Farmers make more money the faster and fatter an animal grows, so diets are tested relentlessly for efficiency, and the most effective intervention is actually implemented.
In multiple trials on monogastric animals such as pigs and chickens, researchers fed large amounts of coconut oil to them with the goal of increasing fat gain rapidly.

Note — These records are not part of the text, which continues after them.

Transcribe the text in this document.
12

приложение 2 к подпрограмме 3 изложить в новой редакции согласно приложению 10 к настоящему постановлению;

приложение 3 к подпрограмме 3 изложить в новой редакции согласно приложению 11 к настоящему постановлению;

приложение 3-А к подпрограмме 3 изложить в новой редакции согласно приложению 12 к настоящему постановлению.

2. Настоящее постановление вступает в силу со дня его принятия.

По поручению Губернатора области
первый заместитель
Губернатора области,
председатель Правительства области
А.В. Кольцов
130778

Funny enough, the animals fed coconut oil (mostly saturated fat) often became leaner, while animals fed seed oils like soybean oil gained more fat and showed a less metabolically healthy fat profile (despite similar "calorie" intake.)
Another possible explaination is from looking at this through a thyroid lens, fats also appear to follow a rough hierarchy:
the further a fat is from saturation, the more likely it is to interfere with thyroid function (and therefore stunt metabolic rate and health)
Saturated fats tend to be supportive
monounsaturated fats are mostly neutral
PUFAs are suppressive over time
Industrial trans fats are outright disruptive. (they have since been banned by the FDA)
If you see yourself as a lab rat you could test this for yourself, add in 1000 "calories" of seed oils vs 1000 "calories" of cold pressed raw coconut oil for a few weeks, I would bet my life that your body composition would be notably different in a positive way with the latter compared to the former.